To attribute, therefore, the industrial progress of
our century to the war of each against all which it has proclaimed, is
to reason like the man who, knowing not the causes of rain, attributes
it to the victim he has immolated before his clay idol. For industrial
progress, as for each other conquest over nature, mutual aid and close
intercourse certainly are, as they have been, much more advantageous
than mutual struggle.
However, it is especially in the domain of ethics
that. the dominating importance of the mutual-aid principle appears in
full. That mutual aid is the real foundation of our ethical conceptions
seems evident enough. But whatever the opinions as to the first origin
of the mutual-aid feeling or instinct may be whether a biological or a
supernatural cause is ascribed to it -- we must trace its existence as
far back as to the lowest stages of the animal world; and from these
stages we can follow its uninterrupted evolution, in opposition to a
number of contrary agencies, through all degrees of human development,
up to the present times.
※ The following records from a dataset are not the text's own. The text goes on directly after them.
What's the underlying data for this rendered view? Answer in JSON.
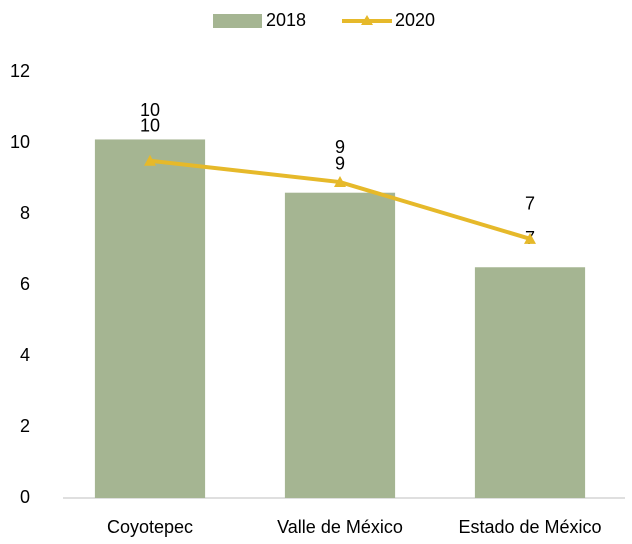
{
  "chart_data": {
    "type": "bar",
    "categories": [
      "Coyotepec",
      "Valle de México",
      "Estado de México"
    ],
    "series": [
      {
        "name": "2018",
        "type": "bar",
        "color": "#a5b592",
        "values": [
          10.1,
          8.6,
          6.5
        ],
        "value_labels": [
          "10",
          "9",
          "7"
        ]
      },
      {
        "name": "2020",
        "type": "line",
        "color": "#e6b92a",
        "values": [
          9.5,
          8.9,
          7.3
        ],
        "value_labels": [
          "10",
          "9",
          "7"
        ]
      }
    ],
    "ylim": [
      0,
      12
    ],
    "yticks": [
      0,
      2,
      4,
      6,
      8,
      10,
      12
    ],
    "grid": false,
    "legend": "top"
  }
}
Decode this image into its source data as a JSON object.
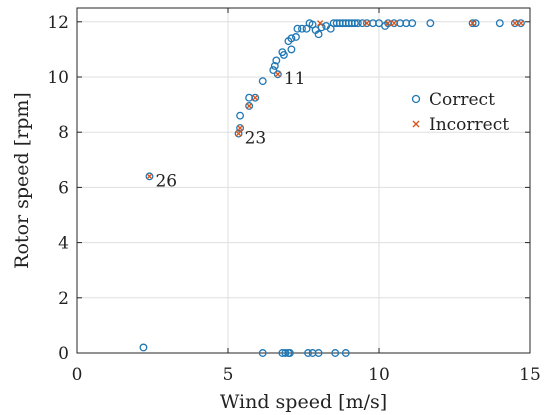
{
  "chart_data": {
    "type": "scatter",
    "xlabel": "Wind speed [m/s]",
    "ylabel": "Rotor speed [rpm]",
    "xlim": [
      0,
      15
    ],
    "ylim": [
      0,
      12.5
    ],
    "xticks": [
      0,
      5,
      10,
      15
    ],
    "yticks": [
      0,
      2,
      4,
      6,
      8,
      10,
      12
    ],
    "grid": true,
    "legend_position": "right",
    "colors": {
      "Correct": "#1f77b4",
      "Incorrect": "#d95319"
    },
    "series": [
      {
        "name": "Correct",
        "marker": "circle",
        "points": [
          [
            2.2,
            0.2
          ],
          [
            6.15,
            0.0
          ],
          [
            6.8,
            0.0
          ],
          [
            6.9,
            0.0
          ],
          [
            7.0,
            0.0
          ],
          [
            7.05,
            0.0
          ],
          [
            7.65,
            0.0
          ],
          [
            7.8,
            0.0
          ],
          [
            8.0,
            0.0
          ],
          [
            8.55,
            0.0
          ],
          [
            8.9,
            0.0
          ],
          [
            2.4,
            6.4
          ],
          [
            5.35,
            7.95
          ],
          [
            5.4,
            8.15
          ],
          [
            5.4,
            8.6
          ],
          [
            5.7,
            8.95
          ],
          [
            5.7,
            9.25
          ],
          [
            5.9,
            9.25
          ],
          [
            6.15,
            9.85
          ],
          [
            6.5,
            10.25
          ],
          [
            6.55,
            10.4
          ],
          [
            6.6,
            10.6
          ],
          [
            6.65,
            10.1
          ],
          [
            6.8,
            10.9
          ],
          [
            6.85,
            10.8
          ],
          [
            7.0,
            11.3
          ],
          [
            7.1,
            11.4
          ],
          [
            7.1,
            11.0
          ],
          [
            7.25,
            11.45
          ],
          [
            7.3,
            11.75
          ],
          [
            7.45,
            11.75
          ],
          [
            7.6,
            11.75
          ],
          [
            7.7,
            11.95
          ],
          [
            7.8,
            11.9
          ],
          [
            7.9,
            11.7
          ],
          [
            8.0,
            11.55
          ],
          [
            8.1,
            11.8
          ],
          [
            8.25,
            11.85
          ],
          [
            8.4,
            11.75
          ],
          [
            8.5,
            11.95
          ],
          [
            8.6,
            11.95
          ],
          [
            8.7,
            11.95
          ],
          [
            8.8,
            11.95
          ],
          [
            8.9,
            11.95
          ],
          [
            9.0,
            11.95
          ],
          [
            9.1,
            11.95
          ],
          [
            9.2,
            11.95
          ],
          [
            9.3,
            11.95
          ],
          [
            9.45,
            11.95
          ],
          [
            9.6,
            11.95
          ],
          [
            9.8,
            11.95
          ],
          [
            10.0,
            11.95
          ],
          [
            10.2,
            11.85
          ],
          [
            10.3,
            11.95
          ],
          [
            10.5,
            11.95
          ],
          [
            10.7,
            11.95
          ],
          [
            10.9,
            11.95
          ],
          [
            11.1,
            11.95
          ],
          [
            11.7,
            11.95
          ],
          [
            13.1,
            11.95
          ],
          [
            13.2,
            11.95
          ],
          [
            14.0,
            11.95
          ],
          [
            14.5,
            11.95
          ],
          [
            14.7,
            11.95
          ]
        ]
      },
      {
        "name": "Incorrect",
        "marker": "x",
        "points": [
          [
            2.4,
            6.4
          ],
          [
            5.35,
            7.95
          ],
          [
            5.4,
            8.15
          ],
          [
            5.7,
            8.95
          ],
          [
            5.9,
            9.25
          ],
          [
            6.65,
            10.1
          ],
          [
            8.05,
            11.95
          ],
          [
            9.6,
            11.95
          ],
          [
            10.3,
            11.95
          ],
          [
            10.5,
            11.95
          ],
          [
            13.1,
            11.95
          ],
          [
            14.5,
            11.95
          ],
          [
            14.7,
            11.95
          ]
        ]
      }
    ],
    "annotations": [
      {
        "text": "26",
        "x": 2.4,
        "y": 6.4
      },
      {
        "text": "23",
        "x": 5.35,
        "y": 7.95
      },
      {
        "text": "11",
        "x": 6.65,
        "y": 10.1
      }
    ]
  }
}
Even the new religions which were born from
time to time -- always at epochs when the mutual-aid principle was
falling into decay in the theocracies and despotic States of the East,
or at the decline of the Roman Empire -- even the new religions have
only reaffirmed that same principle. They found their first supporters
among the humble, in the lowest, downtrodden layers of society, where
the mutual-aid principle is the necessary foundation of every-day life;
and the new forms of union which were introduced in the earliest
Buddhist and Christian communities, in the Moravian brotherhoods and so
on, took the character of a return to the best aspects of mutual aid i n
early tribal life.
Each time, however, that an attempt to return to
this old principle was made, its fundamental idea itself was widened.
From the clan it was extended to the stem, to the federation of stems,
to the nation, and finally -- in ideal, at least -- to the whole of
mankind. It was also refined at the same time. In primitive Buddhism, in
primitive Christianity, in the writings of some of the Mussulman
teachers, in the early movements of the Reform, and especially in the
ethical and philosophical movements of the last century and of our own
times, the total abandonment of the idea of revenge, or of "due
reward" -- of good for good and evil for evil -- is affirmed more
and more vigorously. The higher conception of "no revenge for
wrongs," and of freely giving more than one expects to receive from
his neighbours, is proclaimed as being the real principle of morality --
a principle superior to mere equivalence, equity, or justice, and more
conducive to happiness. And man is appealed to to be guided in his acts,
not merely by love, which is always personal, or at the best tribal, but
by the perception of his oneness with each human being. In the practice
of mutual aid, which we can retrace to the earliest beginnings of
evolution, we thus find the positive and undoubted origin of our ethical
conceptions; and we can affirm that in the ethical progress of man,
mutual support not mutual struggle -- has had the leading part. In its
wide extension, even at the present time, we also see the best guarantee
of a still loftier evolution of our race.